Mais quel était donc l'envie de Ridley Scott ?

La question du point de vue au cinéma a été maintes fois traitée, notamment par Akira KUROSAWA et son chef d'oeuvre Rashômon (1950), c'est évidemment à cette référence que l'on pense lorsque l'on regarde ce dernier duel signé Ridley Scott. Son découpage en trois parties, chacune présentant les événements selon le point de vue d'un personnage, mais là où le maître japonais avait la courtoisie de laisser au spectateur toute la latitude de se faire sa propre opinion, Scott commet une première erreur en nous disant quelle est la vérité, dès lors l'intérêt de ce découpage vole en éclat et sonne comme une répétition inutile des mêmes faits et enjeux, d'autant plus que dans la réalité on ne sait pas ce qu'il s'est vraiment passé.


Autre erreur qui pour moi montre que Scott n'a pas bien compris ni son sujet, ni l'époque qu'il filme, les anachronismes. J'entend l'argument du féminisme et de la condition des femmes et venant du réalisateur d'un des films les plus féministes de l'histoire, j'ai nommé Thelma et Louise (1991), cela fait sens, mais transposer cette idéologie au bas moyen-âge va forcément conduire à un énorme anachronisme, ce n'était ni l'époque, ni le contexte, ni même les mentalités, d'ailleurs une réplique le montre bien quand on dit à Dame Marguerite que si il y a procès c'est pour l'honneur de son mari ou que ce dernier doit lui donner son aval pour entreprendre ce même procès. Ainsi le film a le cul entre deux chaises, d'un côté ces libertés avec la réalité historique de l'autre l'envie manifeste de rendre un film se voulant aux plus proches des faits narrés. Résultat l'ensemble devient bancal et à aucun moment je ne me sens concerné, ni ne rentre en empathie avec les personnages.


Les personnages son assez bien traités, là encore si l'on fait fi soucis déjà mentionnés. Jean de Carrouges, est un possédant dont l'unique motivation est sa propre gloire, un matérialiste qui n'a que peu de considérations pour les autres et notamment les siens, un personnage qui se révélera plutôt antipathique, incarné par un Matt DAMON dont le jeu volontairement retenu, j'avais utilisé de la métaphore du joueur de fond de cour en tennis pour décrire son jeu dans une autre critique, sied parfaitement je trouve à l'idée que l'on peut se faire d'un tel homme à une telle époque.


L'excellent Adam DRIVER, une fois de plus pourra t'on noter, incarne lui l'antagoniste Jacques Le Gris, écuyer charmant et charmeur, profiteur et jouisseur, à un tel point que pour lui le consentement féminin est de facto acquis et que la notion de viol n'existe pas.
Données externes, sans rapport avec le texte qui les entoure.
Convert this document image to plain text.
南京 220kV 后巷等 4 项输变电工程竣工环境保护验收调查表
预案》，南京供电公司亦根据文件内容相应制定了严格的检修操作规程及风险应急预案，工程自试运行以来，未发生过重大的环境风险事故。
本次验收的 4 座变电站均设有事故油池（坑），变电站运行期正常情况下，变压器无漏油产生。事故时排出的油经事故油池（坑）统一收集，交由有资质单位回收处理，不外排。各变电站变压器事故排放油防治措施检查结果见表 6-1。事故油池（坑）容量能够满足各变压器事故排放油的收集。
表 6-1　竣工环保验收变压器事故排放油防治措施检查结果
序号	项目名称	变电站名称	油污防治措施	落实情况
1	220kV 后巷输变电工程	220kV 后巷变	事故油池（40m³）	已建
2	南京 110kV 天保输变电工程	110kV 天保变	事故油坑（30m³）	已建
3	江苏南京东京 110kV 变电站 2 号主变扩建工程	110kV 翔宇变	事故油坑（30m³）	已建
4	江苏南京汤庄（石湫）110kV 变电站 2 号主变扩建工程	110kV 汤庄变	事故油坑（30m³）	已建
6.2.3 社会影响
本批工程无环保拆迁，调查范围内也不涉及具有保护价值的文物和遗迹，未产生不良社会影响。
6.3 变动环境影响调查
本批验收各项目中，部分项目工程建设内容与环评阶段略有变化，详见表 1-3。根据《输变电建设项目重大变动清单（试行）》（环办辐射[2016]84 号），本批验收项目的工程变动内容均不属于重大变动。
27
Ceci révèle une nouvelle erreur de direction et de scénario, le fait de filmer de la même façon, avec la même intensité, la même photographie, le même dispositif la scène de viol et le "devoir conjugal" pose problème, car dès lors quel crédit apporter aux déclaration de Dame Marguerite ? Scott une fois de plus semble ne pas avoir compris son sujet.


Quant à cette dernière, si derrière l'excellence du jeu de Jodie COMER, on trouve une femme finalement assez forte, il y a encore autour d'elle des fautes historiques qui décidemment me sortent trop du film.


La mise en scène en elle-même est brillante, le spectacle d'ensemble plutôt réussi sur le plan formel, la photographie se tient, même si la Normandie n'est pas au-dessus de cercle polaire, mais on dira que c'était pour faire moyenâgeux selon Hollywood, cette époque trouble et barbare quelque part entre Le Nom de la Rose (1986) et le post apocalyptique, il y a un bel effort de direction artistique, mais pour moi c'est un petit Ridley SCOTT qui ne parvient jamais à totalement traiter les différents axes de narration qu'il ouvre, qui s'embourbe dans une vision trop contemporaine dans un film qui se veut historique et il est toujours très risqué de transposer des questions modernes à des époques aussi éloignées à moins de prendre le partie net de tout romancer et pas de s'attacher à coller à une réalité historique.


Dommage j'avais envie d'aimer ce film.